Modern CLIs are conversations between humans and machines. Great CLIs feel discoverable, responsive, and forgiving, while poor ones leave users guessing and frustrated. The core principle is that every CLI interaction should answer: What happened? What can I do? What's next?

How This Skill Works

This skill translates UX principles, visual techniques, and practical patterns into CLI design. It draws on the Six UX Principles and Five Visual Techniques to guide command structure, output formatting, and error messaging.
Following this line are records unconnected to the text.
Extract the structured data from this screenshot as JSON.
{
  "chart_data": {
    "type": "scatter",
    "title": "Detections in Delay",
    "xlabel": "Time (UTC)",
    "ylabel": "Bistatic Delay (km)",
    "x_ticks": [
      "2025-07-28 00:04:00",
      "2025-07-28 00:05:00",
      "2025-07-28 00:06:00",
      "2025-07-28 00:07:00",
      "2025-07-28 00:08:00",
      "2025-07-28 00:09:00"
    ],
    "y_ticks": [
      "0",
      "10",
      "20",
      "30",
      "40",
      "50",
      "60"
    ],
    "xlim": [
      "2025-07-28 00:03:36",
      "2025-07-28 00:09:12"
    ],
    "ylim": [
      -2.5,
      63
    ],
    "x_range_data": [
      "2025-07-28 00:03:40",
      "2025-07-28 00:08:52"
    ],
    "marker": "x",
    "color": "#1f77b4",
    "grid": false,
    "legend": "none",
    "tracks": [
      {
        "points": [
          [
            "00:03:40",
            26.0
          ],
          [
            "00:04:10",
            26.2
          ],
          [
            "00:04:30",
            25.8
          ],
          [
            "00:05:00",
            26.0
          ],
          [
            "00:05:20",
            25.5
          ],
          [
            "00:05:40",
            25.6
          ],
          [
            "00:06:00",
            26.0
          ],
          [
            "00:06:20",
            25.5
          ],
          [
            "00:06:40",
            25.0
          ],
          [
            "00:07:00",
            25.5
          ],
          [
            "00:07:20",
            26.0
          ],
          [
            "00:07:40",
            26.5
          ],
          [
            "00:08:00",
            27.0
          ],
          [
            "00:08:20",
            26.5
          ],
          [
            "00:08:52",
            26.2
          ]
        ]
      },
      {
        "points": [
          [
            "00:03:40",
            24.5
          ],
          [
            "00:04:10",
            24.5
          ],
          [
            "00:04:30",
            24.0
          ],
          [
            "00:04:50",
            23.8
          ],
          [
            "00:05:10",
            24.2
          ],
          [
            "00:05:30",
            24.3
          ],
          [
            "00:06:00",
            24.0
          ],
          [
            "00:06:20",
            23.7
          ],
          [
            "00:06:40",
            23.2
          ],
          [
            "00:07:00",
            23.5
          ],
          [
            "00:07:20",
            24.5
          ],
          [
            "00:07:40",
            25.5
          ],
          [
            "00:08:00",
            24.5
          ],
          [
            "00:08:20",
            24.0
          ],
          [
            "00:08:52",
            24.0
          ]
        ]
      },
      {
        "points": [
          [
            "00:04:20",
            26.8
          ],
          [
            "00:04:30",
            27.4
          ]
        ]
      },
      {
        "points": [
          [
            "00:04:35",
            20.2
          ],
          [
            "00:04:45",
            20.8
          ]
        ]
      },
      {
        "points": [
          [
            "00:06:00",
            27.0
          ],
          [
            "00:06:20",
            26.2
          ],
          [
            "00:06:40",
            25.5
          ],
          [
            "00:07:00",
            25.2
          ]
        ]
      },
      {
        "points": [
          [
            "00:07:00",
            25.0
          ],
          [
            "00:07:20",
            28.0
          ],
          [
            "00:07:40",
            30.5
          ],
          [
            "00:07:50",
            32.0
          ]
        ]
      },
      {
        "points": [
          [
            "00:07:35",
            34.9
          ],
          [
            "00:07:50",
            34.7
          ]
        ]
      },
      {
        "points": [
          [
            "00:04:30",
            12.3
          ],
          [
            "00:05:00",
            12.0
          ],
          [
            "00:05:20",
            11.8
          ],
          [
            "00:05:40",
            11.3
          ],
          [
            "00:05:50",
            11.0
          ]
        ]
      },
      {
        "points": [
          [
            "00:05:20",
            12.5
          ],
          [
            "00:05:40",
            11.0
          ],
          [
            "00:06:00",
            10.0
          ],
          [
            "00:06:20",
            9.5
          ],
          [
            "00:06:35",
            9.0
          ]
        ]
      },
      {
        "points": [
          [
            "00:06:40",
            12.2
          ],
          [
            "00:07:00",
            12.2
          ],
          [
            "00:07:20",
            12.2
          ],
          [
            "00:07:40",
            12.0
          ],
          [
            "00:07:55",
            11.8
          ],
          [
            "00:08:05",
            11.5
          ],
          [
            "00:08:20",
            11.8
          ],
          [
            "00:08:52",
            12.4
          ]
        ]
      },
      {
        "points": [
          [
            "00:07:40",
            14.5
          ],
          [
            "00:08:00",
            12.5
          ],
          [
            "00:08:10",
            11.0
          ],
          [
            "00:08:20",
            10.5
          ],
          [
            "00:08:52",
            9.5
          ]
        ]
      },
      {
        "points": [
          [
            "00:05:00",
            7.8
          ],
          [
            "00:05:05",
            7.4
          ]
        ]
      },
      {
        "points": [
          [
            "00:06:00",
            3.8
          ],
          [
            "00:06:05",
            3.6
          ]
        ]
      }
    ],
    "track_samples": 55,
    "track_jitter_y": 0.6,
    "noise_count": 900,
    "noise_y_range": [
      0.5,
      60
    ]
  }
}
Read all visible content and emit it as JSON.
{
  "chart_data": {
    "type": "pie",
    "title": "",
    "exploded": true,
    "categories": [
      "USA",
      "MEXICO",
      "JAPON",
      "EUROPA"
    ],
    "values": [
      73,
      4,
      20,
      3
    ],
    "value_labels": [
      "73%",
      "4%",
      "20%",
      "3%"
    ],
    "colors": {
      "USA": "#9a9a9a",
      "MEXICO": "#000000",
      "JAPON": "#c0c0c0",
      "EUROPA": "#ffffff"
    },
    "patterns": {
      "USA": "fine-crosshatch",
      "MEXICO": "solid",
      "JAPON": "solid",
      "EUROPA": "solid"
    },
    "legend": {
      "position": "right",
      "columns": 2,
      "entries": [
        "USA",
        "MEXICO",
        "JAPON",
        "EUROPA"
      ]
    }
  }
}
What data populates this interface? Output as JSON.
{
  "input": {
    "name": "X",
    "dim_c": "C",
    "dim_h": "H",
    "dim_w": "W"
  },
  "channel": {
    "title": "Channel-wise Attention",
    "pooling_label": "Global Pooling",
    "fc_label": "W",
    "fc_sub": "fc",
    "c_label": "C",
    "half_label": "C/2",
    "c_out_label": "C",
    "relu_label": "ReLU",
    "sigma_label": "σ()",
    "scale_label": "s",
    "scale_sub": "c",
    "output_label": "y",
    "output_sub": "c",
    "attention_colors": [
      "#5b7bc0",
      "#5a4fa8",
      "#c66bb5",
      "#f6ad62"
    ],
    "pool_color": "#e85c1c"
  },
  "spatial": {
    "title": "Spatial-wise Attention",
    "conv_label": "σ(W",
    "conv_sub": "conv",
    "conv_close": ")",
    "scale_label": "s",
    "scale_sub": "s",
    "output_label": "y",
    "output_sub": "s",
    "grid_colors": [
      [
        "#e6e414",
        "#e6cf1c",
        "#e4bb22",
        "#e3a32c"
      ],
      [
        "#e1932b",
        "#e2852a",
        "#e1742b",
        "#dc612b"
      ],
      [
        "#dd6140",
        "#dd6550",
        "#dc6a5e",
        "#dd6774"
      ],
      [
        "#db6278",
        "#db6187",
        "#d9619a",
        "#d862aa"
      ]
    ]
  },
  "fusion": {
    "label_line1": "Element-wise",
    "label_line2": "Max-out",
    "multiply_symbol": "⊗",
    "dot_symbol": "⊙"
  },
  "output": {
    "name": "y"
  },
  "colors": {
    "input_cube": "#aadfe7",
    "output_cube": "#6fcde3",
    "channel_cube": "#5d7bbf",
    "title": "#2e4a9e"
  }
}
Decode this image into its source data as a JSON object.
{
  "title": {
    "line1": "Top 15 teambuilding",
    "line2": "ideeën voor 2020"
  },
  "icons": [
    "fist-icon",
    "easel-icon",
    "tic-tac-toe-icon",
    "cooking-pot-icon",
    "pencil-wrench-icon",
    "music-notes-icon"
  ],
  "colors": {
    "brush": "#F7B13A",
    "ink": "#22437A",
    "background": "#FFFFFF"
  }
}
It provides a framework to audit, design, and iterate on commands, outputs, and help text for better discoverability and forgiveness.

When to Use It

  • Building a new CLI under time pressure to establish usable defaults, help, and outputs early.
  • Adding to an existing CLI to preserve UX consistency while expanding functionality.
  • Fixing a confusing CLI by conducting UX audits and implementing clearer outputs and guidance.
  • Designing command structure and flags to improve familiarity and discoverability.
  • Improving output formatting, error messages, and help text for clarity and usability.

Quick Start

  1. Step 1: Audit your CLI against the Six UX Principles and Five Visual Techniques.
  2. Step 2: Update help text, usage, examples, and add meaningful progress indicators.
  3. Step 3: Validate changes with user feedback and iterate on findings.

Best Practices

  • Prioritize Familiarity by using known conventions (--help, --version, verb-noun).
  • Make Discoverability automatic with helpful prompts, examples, and consistent help text.
  • Provide Feedback with progress indicators, confirmations, and status updates.
  • Structure Output using spacing, alignment, and a clear hierarchy for scan-ability.
  • Ensure Forgiveness by handling errors gracefully with clear messages and actionable guidance

Example Use Cases

  • A CLI showing progress during long-running operations and providing timely confirmations.
  • Error messages that explain what happened, what is valid, and how to fix the issue.
  • Every command ships with --help including usage, examples, and common flags.
  • Color used with text and a --no-color option to maintain accessibility.
  • Structured output with sections, spacing, and bullet lists to improve readability.